En outre, les nouveaux traitements, plus ciblés, altèrent moins la qualité de vie des patients, qui de plus bénéficient d’une offre de soins de support qui s’étoffe.
« Ne pas donner de faux espoirs est le leitmotiv des oncologues. Jusqu’ici le dogme était : “on ne peut pas guérir le cancer”. Mais les progrès thérapeutiques nous invitent à changer de paradigme », résume le Pr You.
Médecins et patients ne donnent pas le même sens au mot guérison
Pr Benoît You, oncologue médical, Hospices civils de Lyon
Écouter les attentes du patient
« L’incertitude est inhérente à l’oncologie : est-ce que le traitement va marcher ? Vais-je rester en rémission ? L’espoir permet de supporter cette incertitude, c’en est le meilleur antidote », assure Yves Libert, psycho-oncologue à l’hôpital universitaire de Bruxelles, également membre du comité de réflexion.
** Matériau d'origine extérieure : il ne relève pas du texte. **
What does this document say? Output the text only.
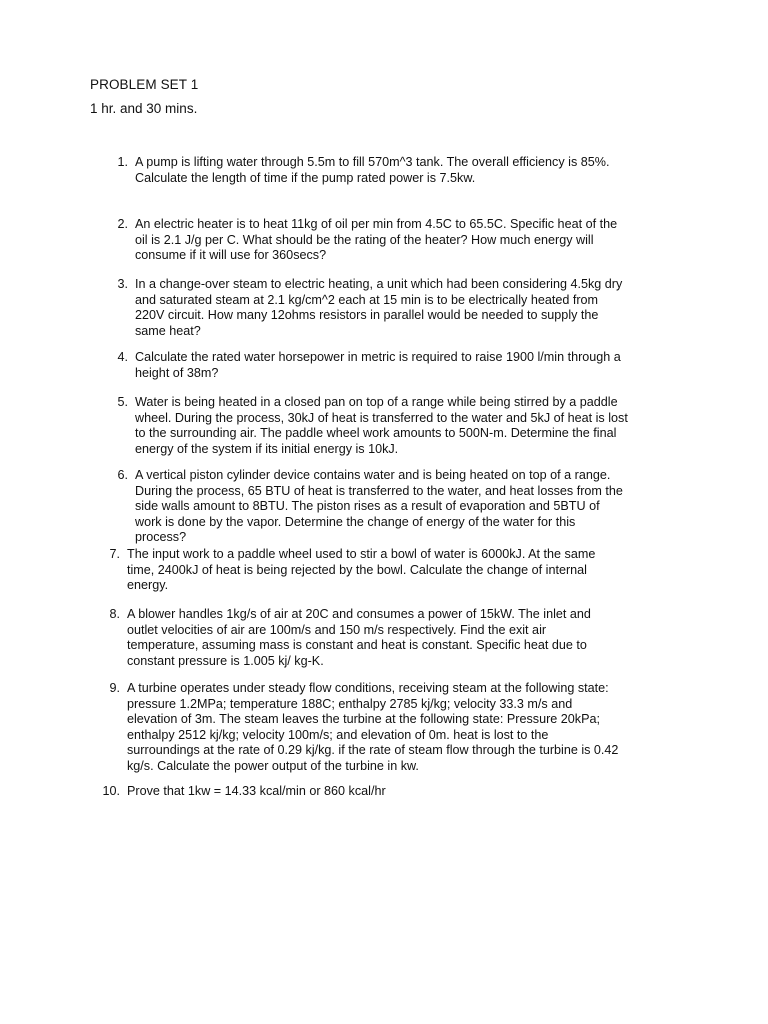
PROBLEM SET 1
1 hr. and 30 mins.
1. A pump is lifting water through 5.5m to fill 570m^3 tank. The overall efficiency is 85%.
Calculate the length of time if the pump rated power is 7.5kw.
2. An electric heater is to heat 11kg of oil per min from 4.5C to 65.5C. Specific heat of the
oil is 2.1 J/g per C. What should be the rating of the heater? How much energy will
consume if it will use for 360secs?
3. In a change-over steam to electric heating, a unit which had been considering 4.5kg dry
and saturated steam at 2.1 kg/cm^2 each at 15 min is to be electrically heated from
220V circuit. How many 12ohms resistors in parallel would be needed to supply the
same heat?
4. Calculate the rated water horsepower in metric is required to raise 1900 l/min through a
height of 38m?
5. Water is being heated in a closed pan on top of a range while being stirred by a paddle
wheel. During the process, 30kJ of heat is transferred to the water and 5kJ of heat is lost
to the surrounding air. The paddle wheel work amounts to 500N-m. Determine the final
energy of the system if its initial energy is 10kJ.
6. A vertical piston cylinder device contains water and is being heated on top of a range.
During the process, 65 BTU of heat is transferred to the water, and heat losses from the
side walls amount to 8BTU. The piston rises as a result of evaporation and 5BTU of
work is done by the vapor. Determine the change of energy of the water for this
process?
7. The input work to a paddle wheel used to stir a bowl of water is 6000kJ. At the same
time, 2400kJ of heat is being rejected by the bowl. Calculate the change of internal
energy.
8. A blower handles 1kg/s of air at 20C and consumes a power of 15kW. The inlet and
outlet velocities of air are 100m/s and 150 m/s respectively. Find the exit air
temperature, assuming mass is constant and heat is constant. Specific heat due to
constant pressure is 1.005 kj/ kg-K.
9. A turbine operates under steady flow conditions, receiving steam at the following state:
pressure 1.2MPa; temperature 188C; enthalpy 2785 kj/kg; velocity 33.3 m/s and
elevation of 3m. The steam leaves the turbine at the following state: Pressure 20kPa;
enthalpy 2512 kj/kg; velocity 100m/s; and elevation of 0m. heat is lost to the
surroundings at the rate of 0.29 kj/kg. if the rate of steam flow through the turbine is 0.42
kg/s. Calculate the power output of the turbine in kw.
10. Prove that 1kw = 14.33 kcal/min or 860 kcal/hr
Et d’indiquer deux principes pour que l’espoir soit salutaire : qu’il soit en phase avec la situation du patient, réaliste, et qu’il soit orienté par ses valeurs et désirs, non ceux des soignants. « Il faut prendre le temps de s’assurer que le patient a compris la situation dans laquelle il se trouve. Et écouter ce sur quoi il concentre son espoir, ce qu’il juge important : vivre dans la dignité, être auprès de ses proches… », commente-t-il.
« Médecins et patients ne donnent pas le même sens au mot guérison », reconnaît le Pr You. « Pour le soignant, cela signifie appliquer un traitement qui éliminerait la maladie et restaurerait une espérance de vie similaire à ce qu’elle aurait été sans maladie. Les patients nous disent autre chose. Qu’ils veulent vivre bien, encore un moment, même avec la maladie ». Si bien que lorsqu’un malade lui demande s’il va « guérir », le Pr You lui demande : « Qu’entendez-vous par guérison ? »
L’espoir n’est-il pas mis en échec dans certaines situations en apparence désespérées ? « Il est d’autant plus important ! Il n’y aurait aucun sens à ce que les soins palliatifs y renoncent. Il se travaille en discutant avec le patient de ce qui est le plus important pour lui et en trouvant les ressources pour le réaliser. Dire au revoir, ne pas souffrir, faire famille… Il y a autant d’espoirs que de patients », analyse Yves Libert. « Jusqu’au bout la personne peut mener à bien de petits projets et mourir sereinement », confirme le Pr You.
Besoin de formation et de temps
Nourrir un espoir authentique et crédible demande néanmoins du temps. « Il faut livrer l’information médicale puis comprendre comment le patient appréhende les choses, tout en s’adaptant à ses réactions et ses besoins. Nos temps de consultation ne sont pas adaptés », regrette le Pr You. Sans compter que parfois le désespoir est tel que l’acceptation nécessite un véritable accompagnement.
« Ce manque de temps est une pression infernale. Il faut se battre contre ça, et aider les médecins à gagner du temps là où c’est possible : ne pas donner un cours de médecine aux patients, mais cibler ce qui peut leur parler et le dire clairement… », avance Yves Libert. D’où un besoin de formation. En Belgique, 30 heures sont consacrées à la communication et à la psychologie médicale. « Les jeux de rôle sont les plus efficaces, pas les cours magistraux », précise-t-il. En France, ces enseignements sont pour l’heure optionnels.